TORONTO -  

Parents of children battling head lice are being urged to avoid over-the-counter treatments that contain a pesticide outlawed for agricultural use in dozen of countries -- including Canada -- because of its adverse effects on humans and the water supply.

While a number of lice shampoos don't contain lindane, store shelves across the country are still stocked with brands that employ the controversial chemical.

Lindane-based pharmaceuticals may represent the extreme when it comes to killing lice, but environmental activists say parents are often so disturbed by the thought of their kids harbouring bugs, and the stigma of becoming infected, that they adopt an "eradicate at any cost" stance.

"I don't really think that people comprehend alternative substances are effective and we're more or less dousing our children in pesticides" when using lindane, said Kevin Mercer of the group Riversides, which advocates on water quality issues.

"Using lindane to kill head lice is like using a sledgehammer to kill an ant."

While several environmental groups have called for a ban on lindane-based pharmaceuticals, Health Canada still allows for its use in lice and scabies treatments, even though its use as an agricultural pesticide has been banned.

The Canadian Paediatric Society is reviewing its position on lindane products and currently recommends that they not be used on infants and children under 17. The society advises that products that contain pyrethrin or permethrin, instead of lindane, are considered safe.

California banned lindane products in 2002 amid concerns the chemical was showing up in wastewater and because lindane-based medications were generating reports of skin irritation, dizziness, headaches and, in some extreme cases, convulsions and death.

California estimated that a single treatment of a lindane-based product that was washed down the drain was impacting 22 million litres of water and bringing contamination above the limit of 19 parts per trillion.

A few years after the ban was implemented, officials said lindane levels had become nearly undetectable in the water supply and there was no notable increase in lice or scabies outbreaks.

Several U.S. states in the Great Lakes basin are now considering a similar ban, but the Ontario government and Health Canada say they're not overly concerned about the impacts of lindane-based shampoos.
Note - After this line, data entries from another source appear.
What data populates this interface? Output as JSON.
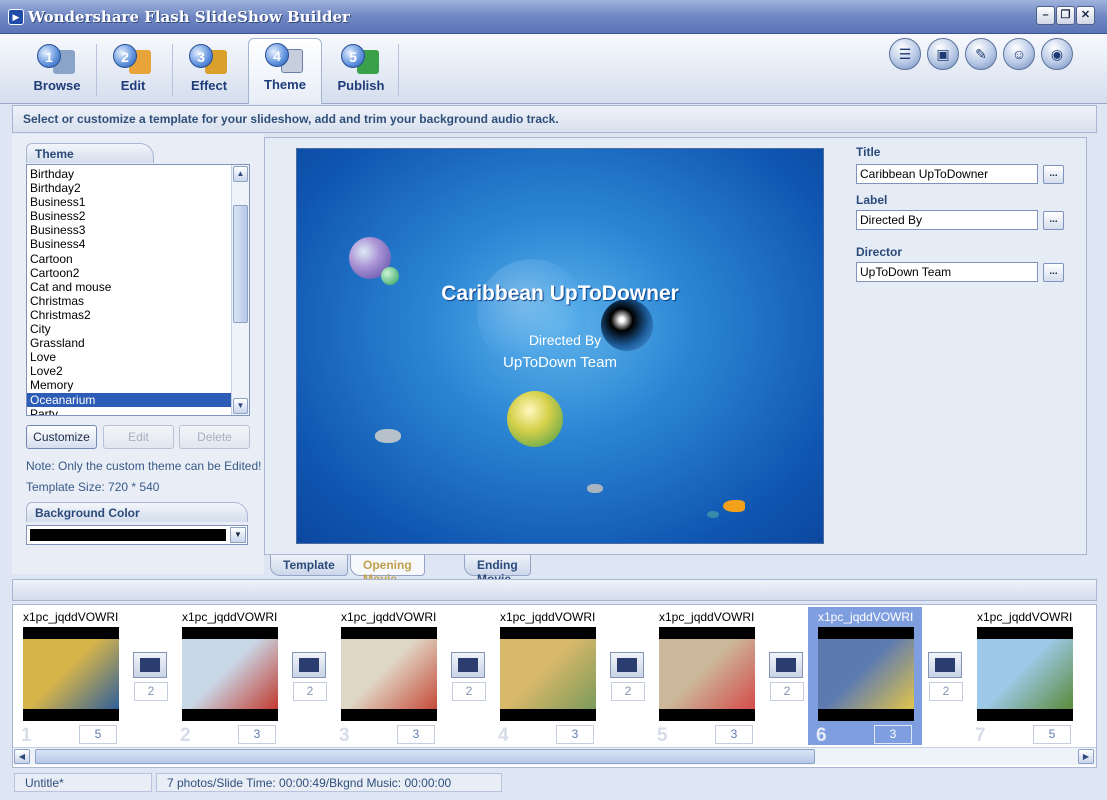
{
  "window": {
    "title": "Wondershare Flash SlideShow Builder"
  },
  "steps": [
    {
      "num": "1",
      "label": "Browse",
      "color": "#6f8fb8"
    },
    {
      "num": "2",
      "label": "Edit",
      "color": "#e8a33a"
    },
    {
      "num": "3",
      "label": "Effect",
      "color": "#d9a12b"
    },
    {
      "num": "4",
      "label": "Theme",
      "color": "#6a7fa8"
    },
    {
      "num": "5",
      "label": "Publish",
      "color": "#3aa14a"
    }
  ],
  "instruction": "Select or customize a template for your slideshow, add and trim your background audio track.",
  "theme_panel": {
    "header": "Theme",
    "items": [
      "Birthday",
      "Birthday2",
      "Business1",
      "Business2",
      "Business3",
      "Business4",
      "Cartoon",
      "Cartoon2",
      "Cat and mouse",
      "Christmas",
      "Christmas2",
      "City",
      "Grassland",
      "Love",
      "Love2",
      "Memory",
      "Oceanarium",
      "Party"
    ],
    "selected_index": 16,
    "customize_label": "Customize",
    "edit_label": "Edit",
    "delete_label": "Delete",
    "note": "Note: Only the custom theme can be Edited!",
    "template_size": "Template Size: 720 * 540",
    "bg_color_header": "Background Color",
    "bg_color_value": "#000000"
  },
  "preview": {
    "title": "Caribbean UpToDowner",
    "label": "Directed By",
    "director": "UpToDown Team"
  },
  "fields": {
    "title_label": "Title",
    "title_value": "Caribbean UpToDowner",
    "label_label": "Label",
    "label_value": "Directed By",
    "director_label": "Director",
    "director_value": "UpToDown Team",
    "dots": "..."
  },
  "tabs": [
    "Template",
    "Opening Movie",
    "Ending Movie"
  ],
  "slides": [
    {
      "name": "x1pc_jqddVOWRI",
      "num": "1",
      "duration": "5",
      "colors": [
        "#d6b44a",
        "#2f5f9a"
      ]
    },
    {
      "name": "x1pc_jqddVOWRI",
      "num": "2",
      "duration": "3",
      "colors": [
        "#c9d8e6",
        "#c23a2f"
      ]
    },
    {
      "name": "x1pc_jqddVOWRI",
      "num": "3",
      "duration": "3",
      "colors": [
        "#e0d6c4",
        "#c64a3a"
      ]
    },
    {
      "name": "x1pc_jqddVOWRI",
      "num": "4",
      "duration": "3",
      "colors": [
        "#d8b86a",
        "#7a9a5a"
      ]
    },
    {
      "name": "x1pc_jqddVOWRI",
      "num": "5",
      "duration": "3",
      "colors": [
        "#cbb89a",
        "#d44b4b"
      ]
    },
    {
      "name": "x1pc_jqddVOWRI",
      "num": "6",
      "duration": "3",
      "colors": [
        "#5d7ab0",
        "#e2c54a"
      ]
    },
    {
      "name": "x1pc_jqddVOWRI",
      "num": "7",
      "duration": "5",
      "colors": [
        "#9ec9e8",
        "#5a8a3a"
      ]
    }
  ],
  "transitions": [
    "2",
    "2",
    "2",
    "2",
    "2",
    "2"
  ],
  "status": {
    "project": "Untitle*",
    "summary": "7 photos/Slide Time: 00:00:49/Bkgnd Music: 00:00:00"
  }
}
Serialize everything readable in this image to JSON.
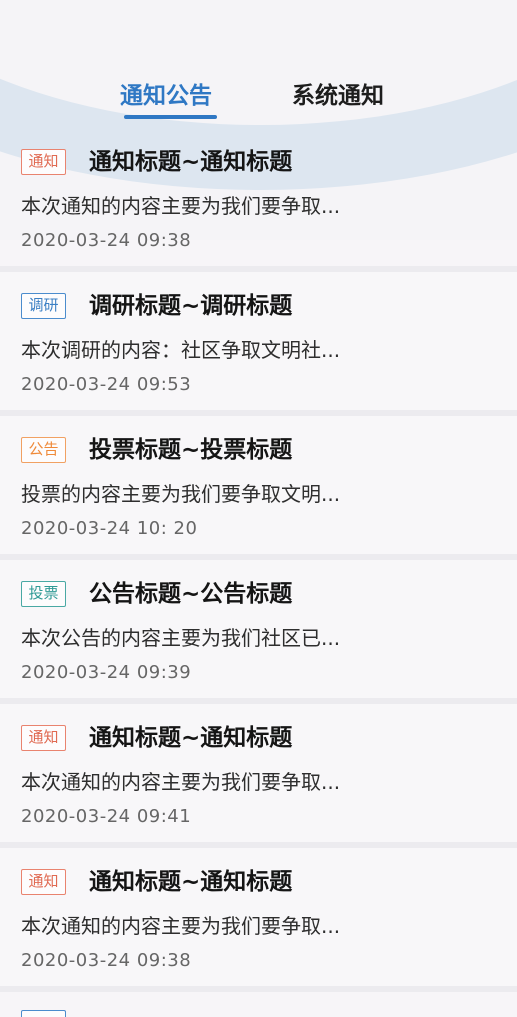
{
  "tabs": [
    {
      "label": "通知公告",
      "active": true
    },
    {
      "label": "系统通知",
      "active": false
    }
  ],
  "colors": {
    "accent": "#2f78c4",
    "tag_notice": "#e06a52",
    "tag_survey": "#3b7fc4",
    "tag_announce": "#ef8a3a",
    "tag_vote": "#2f9a95"
  },
  "items": [
    {
      "tag": "通知",
      "tag_color": "red",
      "title": "通知标题~通知标题",
      "summary": "本次通知的内容主要为我们要争取...",
      "time": "2020-03-24  09:38"
    },
    {
      "tag": "调研",
      "tag_color": "blue",
      "title": "调研标题~调研标题",
      "summary": "本次调研的内容：社区争取文明社...",
      "time": "2020-03-24  09:53"
    },
    {
      "tag": "公告",
      "tag_color": "orange",
      "title": "投票标题~投票标题",
      "summary": "投票的内容主要为我们要争取文明...",
      "time": "2020-03-24  10: 20"
    },
    {
      "tag": "投票",
      "tag_color": "teal",
      "title": "公告标题~公告标题",
      "summary": "本次公告的内容主要为我们社区已...",
      "time": "2020-03-24  09:39"
    },
    {
      "tag": "通知",
      "tag_color": "red",
      "title": "通知标题~通知标题",
      "summary": "本次通知的内容主要为我们要争取...",
      "time": "2020-03-24  09:41"
    },
    {
      "tag": "通知",
      "tag_color": "red",
      "title": "通知标题~通知标题",
      "summary": "本次通知的内容主要为我们要争取...",
      "time": "2020-03-24  09:38"
    }
  ]
}
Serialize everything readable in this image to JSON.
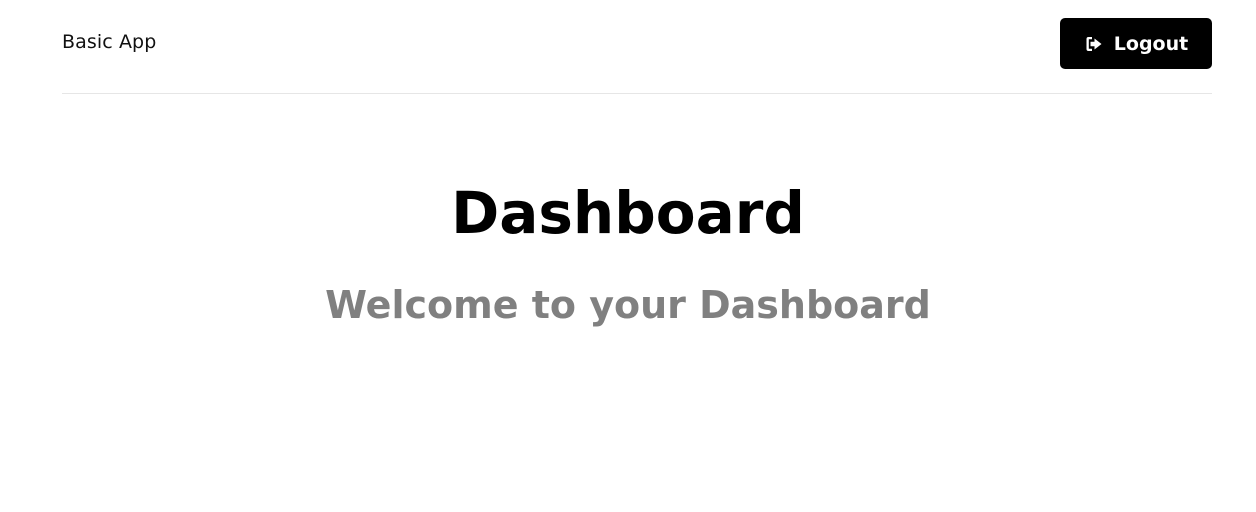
{
  "header": {
    "brand": "Basic App",
    "logout_label": "Logout",
    "logout_icon": "sign-out-icon"
  },
  "main": {
    "title": "Dashboard",
    "subtitle": "Welcome to your Dashboard"
  },
  "colors": {
    "button_bg": "#000000",
    "title": "#000000",
    "subtitle": "#808080",
    "divider": "#e6e6e6"
  }
}
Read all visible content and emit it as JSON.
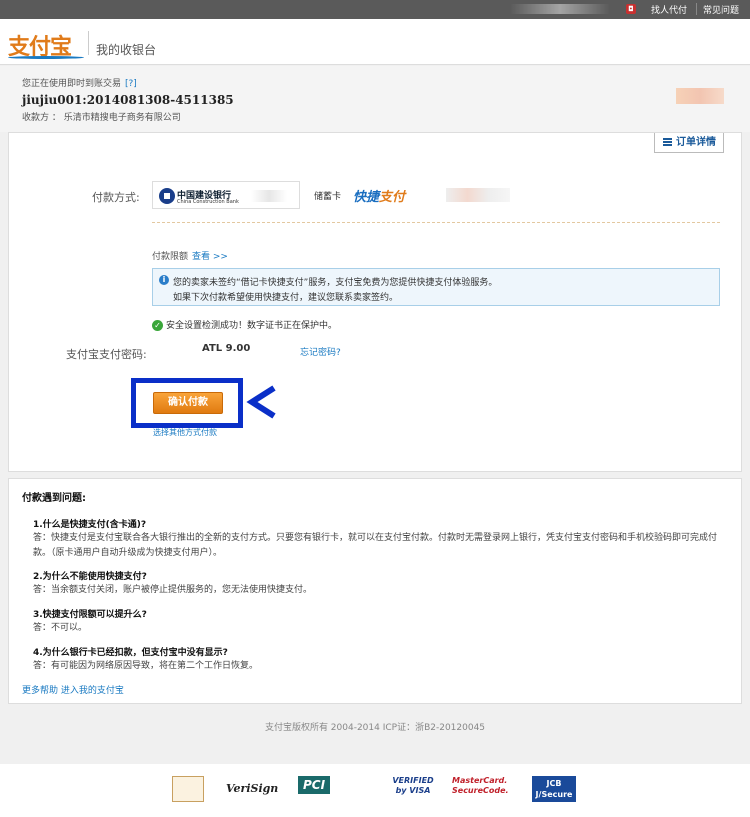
{
  "topbar": {
    "links": [
      "找人代付",
      "常见问题"
    ]
  },
  "header": {
    "logo": "支付宝",
    "subtitle": "我的收银台"
  },
  "order": {
    "using_label": "您正在使用即时到账交易",
    "help_mark": "[?]",
    "order_no": "jiujiu001:2014081308-4511385",
    "payee": "收款方 ：  乐清市精搜电子商务有限公司"
  },
  "detail_tab": "订单详情",
  "payment": {
    "method_label": "付款方式:",
    "bank_name": "中国建设银行",
    "bank_name_en": "China Construction Bank",
    "card_type": "储蓄卡",
    "express_logo_a": "快捷",
    "express_logo_b": "支付",
    "limit_label": "付款限额",
    "limit_view": "查看 >>",
    "notice_line1": "您的卖家未签约“借记卡快捷支付”服务，支付宝免费为您提供快捷支付体验服务。",
    "notice_line2": "如果下次付款希望使用快捷支付，建议您联系卖家签约。",
    "security_text": "安全设置检测成功！数字证书正在保护中。",
    "password_label": "支付宝支付密码:",
    "password_value": "ATL 9.00",
    "forgot_password": "忘记密码?",
    "confirm_button": "确认付款",
    "other_method": "选择其他方式付款"
  },
  "faq": {
    "title": "付款遇到问题:",
    "items": [
      {
        "q": "1.什么是快捷支付(含卡通)?",
        "a": "答：快捷支付是支付宝联合各大银行推出的全新的支付方式。只要您有银行卡，就可以在支付宝付款。付款时无需登录网上银行，凭支付宝支付密码和手机校验码即可完成付款。（原卡通用户自动升级成为快捷支付用户）。"
      },
      {
        "q": "2.为什么不能使用快捷支付?",
        "a": "答：当余额支付关闭，账户被停止提供服务的，您无法使用快捷支付。"
      },
      {
        "q": "3.快捷支付限额可以提升么?",
        "a": "答：不可以。"
      },
      {
        "q": "4.为什么银行卡已经扣款，但支付宝中没有显示?",
        "a": "答：有可能因为网络原因导致，将在第二个工作日恢复。"
      }
    ],
    "more_help": "更多帮助  进入我的支付宝"
  },
  "footer": "支付宝版权所有  2004-2014 ICP证：浙B2-20120045",
  "badges": [
    "VeriSign",
    "PCI",
    "VERIFIED by VISA",
    "MasterCard. SecureCode.",
    "JCB J/Secure"
  ],
  "colors": {
    "brand_orange": "#e07b1a",
    "link_blue": "#1a7ac2",
    "highlight_blue": "#0a2fc8"
  }
}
There is evidence that shampoos are causing some levels of lindane to show up in municipal wastewater effluent testing but "it is uncommon and would have minimal impact to the environment," said John Steele, a spokesman for Ontario's Ministry of the Environment.

"Work has shown that lindane is essentially not a concern and in fact, over 90 to 95 per cent of the samples were non-detect," he said.

"Historically, we have studied the environmental effects of the use of lindane and we have reviewed monitoring data that showed that concentrations of lindane were generally not detected in sediments or (in bacteria, plant or animal life) in the Great Lakes."

Health Canada conducted a safety evaluation for lindane and found the risks associated with occasional and short-duration exposure to head lice and scabies products were less serious than when the chemical was used as an agricultural pesticide.

In 1995, the U.S. Food and Drug Administration said lindane-based products should be used only after other alternatives had failed and currently warns the public that if they are used, they should only be used once.

"Patients are at risk for serious neurologic adverse events, and even death, particularly with early re-treatment," states the warning, which adds that it's not known when it's considered safe to administer a second dose.

Canada should be following the lead of other countries and banning lindane, particularly since Health Canada's adverse reaction database includes more than three dozen cases since 1971 that are linked to lindane, including two deaths, Mercer said.

"It's one of those things that we will wonder once we have banned lindane why the heck we didn't do it sooner, because it's just so obvious," he said.